Presque immédiatement, l’agence d’adoption m’a proposé de devenir la maman de Malik, quatre ans. Après 21 longs mois d’attente, je suis repartie pour Haïti, où j’ai fait la rencontre d’un petit garçon réservé et silencieux. Calme, presque trop, et tellement maigre que ses petites jambes avaient du mal à le porter. De retour à la maison, Lili et lui — qui n’ont que 13 mois de différence — sont vite devenus si proches qu’on aurait dit des jumeaux. Il parlait avec elle, mais jamais avec moi.

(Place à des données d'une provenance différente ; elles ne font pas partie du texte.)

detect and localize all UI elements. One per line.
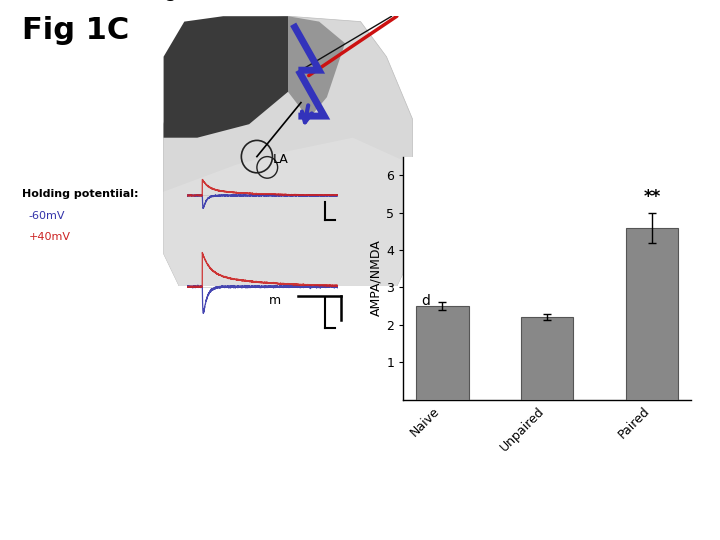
Bar	[626, 228, 678, 400]
Polygon shape	[288, 16, 345, 119]
Text: LA: LA	[272, 153, 288, 166]
Polygon shape	[163, 138, 413, 286]
Text: Fig 1C: Fig 1C	[22, 16, 129, 45]
Bar	[416, 306, 469, 400]
Text: c: c	[163, 0, 174, 5]
Text: d: d	[421, 294, 430, 308]
Text: m: m	[269, 294, 281, 307]
Bar	[521, 318, 573, 400]
Text: **: **	[643, 188, 660, 206]
Y-axis label: AMPA/NMDA: AMPA/NMDA	[369, 240, 382, 316]
Text: Holding potentiial:: Holding potentiial:	[22, 189, 138, 199]
Text: +40mV: +40mV	[29, 232, 71, 242]
Polygon shape	[163, 16, 288, 138]
Text: -60mV: -60mV	[29, 211, 66, 221]
Polygon shape	[163, 16, 413, 286]
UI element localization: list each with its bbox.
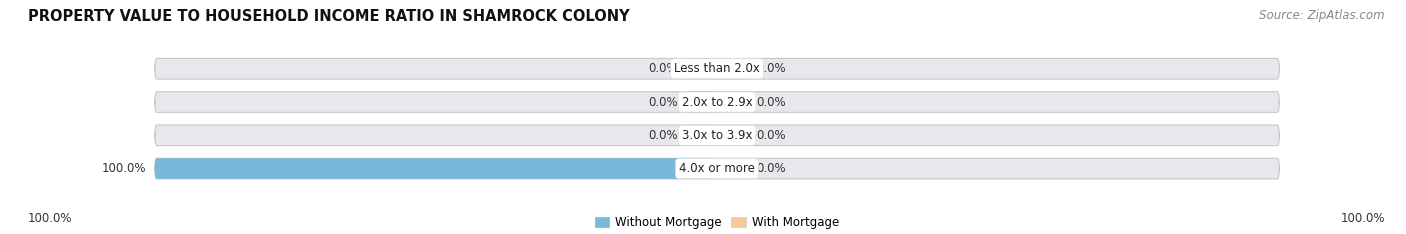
FancyBboxPatch shape xyxy=(717,58,748,79)
FancyBboxPatch shape xyxy=(717,125,748,146)
FancyBboxPatch shape xyxy=(155,58,1279,79)
Text: 0.0%: 0.0% xyxy=(756,129,786,142)
Text: PROPERTY VALUE TO HOUSEHOLD INCOME RATIO IN SHAMROCK COLONY: PROPERTY VALUE TO HOUSEHOLD INCOME RATIO… xyxy=(28,9,630,24)
FancyBboxPatch shape xyxy=(686,125,717,146)
Text: 100.0%: 100.0% xyxy=(1340,212,1385,225)
FancyBboxPatch shape xyxy=(155,158,1279,179)
FancyBboxPatch shape xyxy=(155,92,1279,112)
Text: Less than 2.0x: Less than 2.0x xyxy=(673,62,761,75)
Text: 0.0%: 0.0% xyxy=(648,62,678,75)
Text: 100.0%: 100.0% xyxy=(28,212,73,225)
Legend: Without Mortgage, With Mortgage: Without Mortgage, With Mortgage xyxy=(591,212,844,234)
Text: 2.0x to 2.9x: 2.0x to 2.9x xyxy=(682,95,752,109)
Text: 0.0%: 0.0% xyxy=(756,62,786,75)
Text: 0.0%: 0.0% xyxy=(648,95,678,109)
Text: Source: ZipAtlas.com: Source: ZipAtlas.com xyxy=(1260,9,1385,22)
Text: 4.0x or more: 4.0x or more xyxy=(679,162,755,175)
Text: 0.0%: 0.0% xyxy=(756,162,786,175)
FancyBboxPatch shape xyxy=(717,158,748,179)
Text: 3.0x to 3.9x: 3.0x to 3.9x xyxy=(682,129,752,142)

Six mois de silence plus tard, j’ai compris que quelque chose clochait.

J’ai entamé des recherches et j’ai découvert que Malik souffrait d’un trouble de l’attachement, d’un trouble des fonctions exécutives et d’un trouble du déficit de l’attention. Pendant les années qui ont suivi, je lui ai donné toute mon attention. La seule chose qui comptait à mes yeux était de l’aider. J’ai consulté de nombreux spécialistes et je lui ai même fait l’école à la maison afin qu’il puisse éventuellement intégrer une classe ordinaire.

Chacun de mes enfants m’a appris quelque chose, pavant la voie pour le prochain. Quelques années après l’adoption de Malik, j’ai de nouveau eu envie de devenir maman. Cette fois, j’ai entamé les démarches en France par le biais d’une agence spécialisée et j’ai adopté la petite Audrey, cinq mois, qui a une trisomie 21. Quand on m’a contactée pour me dire qu’un bébé m’attendait, j’ai paniqué. Un nourrisson, à mon âge! J’avais 38 ans et déjà trois enfants. Mais on m’a expliqué que ce serait pour le mieux, qu’en prenant ma fille très jeune sous mon aile, j’allais pouvoir apprendre et grandir avec elle.

 

Adopter seule, me disait-on, me condamnerait au célibat. Mais rien ne pouvait m’arrêter. J’étais encore jeune et je savais ce que je voulais.

 

Malgré tout, j’avais peur. Peur de perdre des amis qui trouveraient que j’allais trop loin, de surestimer mes capacités, du jugement des autres. Peur de ne pas être la mère dont Audrey avait besoin. Mais à l’instant précis où j’ai posé les yeux sur elle, mes doutes se sont dissipés. La nounou l’a déposée dans mes bras, et elle était à moi, ma fille. Tout de suite. Elle m’a tendu sa petite main et j’y ai déposé un bisou. Son visage s’est illuminé d’un grand sourire, et mon cœur a fondu. Le coup de foudre! Je me suis rendu compte que j’avais lentement mais sûrement fait mon chemin jusqu’à elle, en découvrant pas à pas que mon destin était d’offrir une famille à cette enfant pas comme les autres.

Ma famille est unique en son genre. Malgré tout, elle est aussi naturelle, imparfaite, chaotique et débordante d’amour que les autres! Les épreuves que j’ai traversées m’ont poussée à transcender mes propres limites et à aller encore plus loin dans le projet de vie dont je rêvais depuis que j’étais toute jeune. Plus de 20 ans après avoir suivi mon cœur au-delà de l’Atlantique, je vis dans un village tissé serré de la campagne française et je suis quatre fois maman. Mon plus vieux, Samuel, a maintenant 19 ans et étudie les mathématiques à l’université. Lili est une ado de 13 ans, curieuse, énergique et souriante. Malik a 12 ans et est pensionnaire dans une école qui offre un programme sports-études. Et Audrey est une petite fille enjouée qui continue de me remplir de bonheur.

Si je pouvais remonter dans le temps et me parler, adolescente, je me dirais d’avoir confiance; que ma vie ne serait pas toujours facile, que tout ne se déroulerait peut-être pas comme prévu, mais que mon existence serait tout sauf ennuyeuse.

Et que je l’aurais, ma belle et grande famille.